E in questo processo la musica diventava cruciale. Già è colonna sonora della quotidianità giovanile, grazie alla diffusione delle “radio libere”, che hanno raccolto il testimone di trasmissioni Rai come Bandiera gialla, Per voi giovani o Hit Parade, rotto il monopolio delle scelte Rai, e allargato all’intera giornata uno spazio sonoro che era confinato a qualche ora pomeridiana. Si prepara a “personalizzare” il trascorrere della giornata, a creare nicchie semoventi di privacy anche nelle strade e nei metrò più affollati – solo un anno dopo – con la distribuzione sul mercato dei primi walkman Sony, i riproduttori portatili con cuffietta che allora gestivano le audiocassette e poi si convertiranno ai cd, ponendo su un piano già tardomoderno la dinamica fra dimensione individuale e collettiva, rendendo possibile l’isolamento – sonoro – anche fra la folla, sostituendo quei grossi radioregistratori – i ghetto blaster – che li avevano preceduti…

Insomma, uno snodo storico, importante, nella trasformazione del rapporto fra le identità e il mondo, in cui convergono nuove tecnologie, riarticolazioni dei generi narrativi e dei media – e dell’uso dei media da parte del pubblico.

Gli anime sono del tutto dentro questo processo, lo accompagnano, lo stimolano, ne sono parte. Propongono modalità ideative e produttive nuove, ed una dimensione trasversale ai gusti, alle età, agli immaginari (cfr. Pellitteri, 2008; Signori, 2011).

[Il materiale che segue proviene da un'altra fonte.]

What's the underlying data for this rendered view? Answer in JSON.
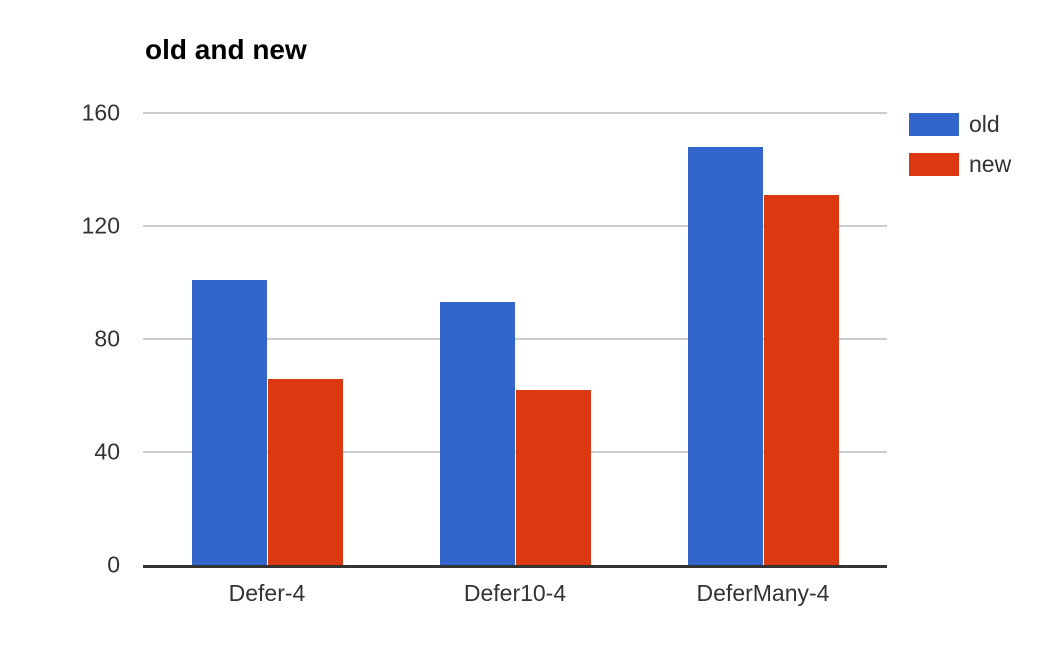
{
  "chart_data": {
    "type": "bar",
    "title": "old and new",
    "categories": [
      "Defer-4",
      "Defer10-4",
      "DeferMany-4"
    ],
    "series": [
      {
        "name": "old",
        "color": "#3366CC",
        "values": [
          101,
          93,
          148
        ]
      },
      {
        "name": "new",
        "color": "#DC3912",
        "values": [
          66,
          62,
          131
        ]
      }
    ],
    "xlabel": "",
    "ylabel": "",
    "ylim": [
      0,
      160
    ],
    "yticks": [
      0,
      40,
      80,
      120,
      160
    ],
    "grid": true,
    "legend_position": "right",
    "background_color": "#ffffff",
    "gridline_color": "#cccccc",
    "axis_line_color": "#333333",
    "label_color": "#333333",
    "title_color": "#000000"
  }
}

E le sigle musicali che vengono create per loro ne marcano la natura, i caratteri. Sono parte del piacere stesso che i cartoni procurano.

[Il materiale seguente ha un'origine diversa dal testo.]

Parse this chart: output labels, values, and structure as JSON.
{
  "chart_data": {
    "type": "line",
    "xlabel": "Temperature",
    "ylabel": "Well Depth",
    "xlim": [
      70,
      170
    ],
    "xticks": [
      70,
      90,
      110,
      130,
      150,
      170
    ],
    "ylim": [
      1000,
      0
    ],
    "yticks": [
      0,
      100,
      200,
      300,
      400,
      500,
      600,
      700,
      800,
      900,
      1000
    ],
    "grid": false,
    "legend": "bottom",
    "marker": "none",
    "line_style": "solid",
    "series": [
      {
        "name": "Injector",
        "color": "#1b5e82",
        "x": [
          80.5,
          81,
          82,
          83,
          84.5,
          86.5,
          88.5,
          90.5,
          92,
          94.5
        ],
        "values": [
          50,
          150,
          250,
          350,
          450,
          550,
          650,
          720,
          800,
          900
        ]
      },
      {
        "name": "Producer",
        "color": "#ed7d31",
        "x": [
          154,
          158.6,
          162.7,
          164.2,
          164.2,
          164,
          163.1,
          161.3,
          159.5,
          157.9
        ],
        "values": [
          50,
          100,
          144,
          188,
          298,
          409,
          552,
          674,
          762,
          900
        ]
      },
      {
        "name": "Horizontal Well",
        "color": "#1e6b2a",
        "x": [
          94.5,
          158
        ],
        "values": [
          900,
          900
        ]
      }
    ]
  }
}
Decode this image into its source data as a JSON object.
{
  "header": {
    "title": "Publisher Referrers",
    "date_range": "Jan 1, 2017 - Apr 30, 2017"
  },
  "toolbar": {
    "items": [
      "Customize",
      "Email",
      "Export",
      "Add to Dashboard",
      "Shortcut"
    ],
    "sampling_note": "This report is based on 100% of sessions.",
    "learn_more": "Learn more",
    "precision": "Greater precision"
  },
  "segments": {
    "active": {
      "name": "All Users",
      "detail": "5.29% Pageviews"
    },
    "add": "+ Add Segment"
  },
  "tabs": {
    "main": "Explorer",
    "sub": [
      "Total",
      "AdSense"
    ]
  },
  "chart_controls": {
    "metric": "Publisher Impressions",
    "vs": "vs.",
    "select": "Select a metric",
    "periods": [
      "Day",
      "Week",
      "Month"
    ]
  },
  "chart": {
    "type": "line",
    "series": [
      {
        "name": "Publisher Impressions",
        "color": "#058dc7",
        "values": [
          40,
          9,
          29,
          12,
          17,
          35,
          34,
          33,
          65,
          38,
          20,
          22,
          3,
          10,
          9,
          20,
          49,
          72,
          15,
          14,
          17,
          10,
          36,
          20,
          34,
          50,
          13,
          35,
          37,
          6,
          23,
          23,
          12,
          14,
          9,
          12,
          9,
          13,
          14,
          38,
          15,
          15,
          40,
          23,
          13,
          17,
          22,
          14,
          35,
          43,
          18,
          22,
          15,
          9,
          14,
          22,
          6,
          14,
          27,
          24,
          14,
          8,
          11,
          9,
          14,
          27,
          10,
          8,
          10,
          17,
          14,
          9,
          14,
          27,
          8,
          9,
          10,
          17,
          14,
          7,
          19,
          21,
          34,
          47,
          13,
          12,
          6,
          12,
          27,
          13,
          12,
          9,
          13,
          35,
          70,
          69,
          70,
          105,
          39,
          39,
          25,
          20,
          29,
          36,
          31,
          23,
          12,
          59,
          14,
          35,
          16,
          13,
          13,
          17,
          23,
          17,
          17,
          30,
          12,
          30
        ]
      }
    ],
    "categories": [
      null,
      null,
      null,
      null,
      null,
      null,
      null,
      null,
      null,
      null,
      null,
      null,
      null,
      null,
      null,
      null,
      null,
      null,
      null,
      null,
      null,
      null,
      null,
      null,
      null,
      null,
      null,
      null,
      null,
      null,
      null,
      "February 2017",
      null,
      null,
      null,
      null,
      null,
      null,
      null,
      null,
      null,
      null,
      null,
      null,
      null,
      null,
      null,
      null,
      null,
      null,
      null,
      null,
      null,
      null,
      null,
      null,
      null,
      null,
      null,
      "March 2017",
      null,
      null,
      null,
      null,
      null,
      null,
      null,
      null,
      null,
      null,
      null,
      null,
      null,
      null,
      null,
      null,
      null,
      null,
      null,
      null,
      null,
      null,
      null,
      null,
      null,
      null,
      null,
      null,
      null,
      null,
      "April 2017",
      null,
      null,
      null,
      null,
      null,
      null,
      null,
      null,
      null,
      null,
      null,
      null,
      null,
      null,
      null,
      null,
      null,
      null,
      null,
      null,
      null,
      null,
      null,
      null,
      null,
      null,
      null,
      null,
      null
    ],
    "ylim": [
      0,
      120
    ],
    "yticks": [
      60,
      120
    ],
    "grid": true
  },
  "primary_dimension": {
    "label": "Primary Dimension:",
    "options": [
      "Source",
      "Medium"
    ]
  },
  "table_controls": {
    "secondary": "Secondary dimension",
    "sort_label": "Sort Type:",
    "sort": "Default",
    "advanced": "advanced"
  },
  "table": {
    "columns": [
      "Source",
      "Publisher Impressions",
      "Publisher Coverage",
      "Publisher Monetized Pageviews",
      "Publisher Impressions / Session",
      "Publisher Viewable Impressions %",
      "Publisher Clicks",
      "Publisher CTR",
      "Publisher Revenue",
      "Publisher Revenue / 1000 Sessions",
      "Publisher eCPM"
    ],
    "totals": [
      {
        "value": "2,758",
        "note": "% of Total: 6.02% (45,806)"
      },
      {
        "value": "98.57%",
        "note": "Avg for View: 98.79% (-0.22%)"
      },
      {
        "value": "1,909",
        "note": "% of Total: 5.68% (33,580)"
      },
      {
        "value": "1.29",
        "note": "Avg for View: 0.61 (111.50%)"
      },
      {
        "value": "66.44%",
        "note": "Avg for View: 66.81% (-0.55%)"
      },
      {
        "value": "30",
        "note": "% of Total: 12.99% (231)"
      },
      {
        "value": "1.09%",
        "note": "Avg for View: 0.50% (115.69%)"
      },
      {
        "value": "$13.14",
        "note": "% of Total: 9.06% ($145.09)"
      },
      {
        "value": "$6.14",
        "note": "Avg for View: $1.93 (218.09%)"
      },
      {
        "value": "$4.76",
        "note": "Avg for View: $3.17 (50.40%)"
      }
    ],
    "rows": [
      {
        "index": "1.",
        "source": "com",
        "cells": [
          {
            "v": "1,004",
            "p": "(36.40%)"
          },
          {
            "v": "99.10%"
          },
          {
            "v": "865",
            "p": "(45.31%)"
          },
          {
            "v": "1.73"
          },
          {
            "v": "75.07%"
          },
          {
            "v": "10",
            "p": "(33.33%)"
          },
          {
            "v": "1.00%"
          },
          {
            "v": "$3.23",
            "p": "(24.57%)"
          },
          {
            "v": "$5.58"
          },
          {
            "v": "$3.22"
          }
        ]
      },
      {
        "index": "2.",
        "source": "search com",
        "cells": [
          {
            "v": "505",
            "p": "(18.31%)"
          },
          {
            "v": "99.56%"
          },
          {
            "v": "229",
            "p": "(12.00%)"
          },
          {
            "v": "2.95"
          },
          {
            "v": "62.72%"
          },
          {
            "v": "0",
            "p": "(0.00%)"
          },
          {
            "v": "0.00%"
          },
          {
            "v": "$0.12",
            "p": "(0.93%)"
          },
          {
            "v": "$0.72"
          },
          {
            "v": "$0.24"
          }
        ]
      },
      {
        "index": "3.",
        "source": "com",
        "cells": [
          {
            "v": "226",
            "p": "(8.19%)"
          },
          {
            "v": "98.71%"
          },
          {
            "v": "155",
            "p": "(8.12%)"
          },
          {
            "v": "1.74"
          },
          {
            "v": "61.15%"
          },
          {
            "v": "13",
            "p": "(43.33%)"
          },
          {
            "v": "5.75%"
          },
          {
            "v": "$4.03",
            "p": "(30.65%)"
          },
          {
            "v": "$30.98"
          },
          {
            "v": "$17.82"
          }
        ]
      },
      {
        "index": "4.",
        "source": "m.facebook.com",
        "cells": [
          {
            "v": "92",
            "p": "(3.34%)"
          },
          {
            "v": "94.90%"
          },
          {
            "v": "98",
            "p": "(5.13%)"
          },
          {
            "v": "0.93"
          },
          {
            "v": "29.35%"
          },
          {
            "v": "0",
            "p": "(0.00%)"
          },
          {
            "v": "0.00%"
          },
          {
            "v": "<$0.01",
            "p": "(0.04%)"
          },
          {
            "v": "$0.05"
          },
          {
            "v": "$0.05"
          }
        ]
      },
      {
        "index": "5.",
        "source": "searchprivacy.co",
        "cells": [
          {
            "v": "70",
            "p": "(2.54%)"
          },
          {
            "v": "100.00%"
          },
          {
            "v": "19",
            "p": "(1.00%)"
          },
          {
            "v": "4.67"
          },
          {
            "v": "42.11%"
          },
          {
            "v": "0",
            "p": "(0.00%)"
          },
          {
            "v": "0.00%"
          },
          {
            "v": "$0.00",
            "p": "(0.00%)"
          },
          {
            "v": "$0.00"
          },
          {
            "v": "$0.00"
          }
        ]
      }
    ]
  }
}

Acquistano una tale forza intrinseca da diventare indipendenti dall’oggetto per cui sono state scritte, come scrivono i due autori: “Se c’è una cosa che ci accomuna tutti è di ricordare alcune sigle TV senza però aver mai visto il relativo cartone animato”.

Merito, evidentemente, di tutti coloro che vi lavoravano, dagli autori, agli interpreti, ai produttori. Il che – scrivono Fabbreschi e Bartoli – rende lecito conferirgli il titolo di veri e propri eroi, di “Cartoon Heroes”, così che i due autori ne fanno i protagonisti del loro saggio, a cominciare dalle orchestre che hanno registrato le sigle, per passare ai gruppi, poi ai singoli, e finire con i produttori – fra tutti i protagonisti di questo plotone che si muoveva dietro le quinte, forse i più oscuri e sconosciuti.

In pratica, un anticipo di come, a partire da un segmento specifico dell’industria culturale, si organizzerà la produzione di merci estetiche nel tratto finale del XX secolo, pur con tutte le resistenze che il mutamento sociale e l’adeguamento ai nuovi stili di consumo e di vita troveranno in Rai (Brancato, 2007).

Una riprova comunque del grande patrimonio di creatività estetica, di attenzione all’evolversi del gusto, ma anche di “sensibilità” artistica che animava coloro che allora “abitavano” il mondo dello spettacolo fra Rai e mercato.

Non una banale “operazione nostalgia” come si potrebbe pensare, quella articolata da Fabbreschi e Bartoli, ma un contributo alla memoria del presente, che colloca le sigle dei cartoons Tv nello stesso universo di tutti quei brani musicali che, nati negli anni del beat e del pop come “canzonette” per adolescenti, considerati con ironia dagli adulti di allora, sono diventate classici del paesaggio sonoro che abitiamo quotidianamente, saccheggiate sistematicamente dai creativi delle agenzie di pubblicità per i propri spot. Piccoli capolavori, almeno alcuni di loro, destinati anch’essi a diventare dei classici, se già non lo sono, che possiamo riascoltare dal cd allegato al volume.

Brancato S., Senza fine Immaginario e scrittura della fiction seriale in Italia, Liguori, Napoli, 2007.

Brancato S., Post-serialità Per una sociologia delle tv.series, Liguori, Napoli, 2011.

Pellitteri Marco, Il drago e la saetta, Tunué, Latina, 2008.

Signori, Giorgio, La fabbrica dei cartoon, Tunué, Latina, 2011.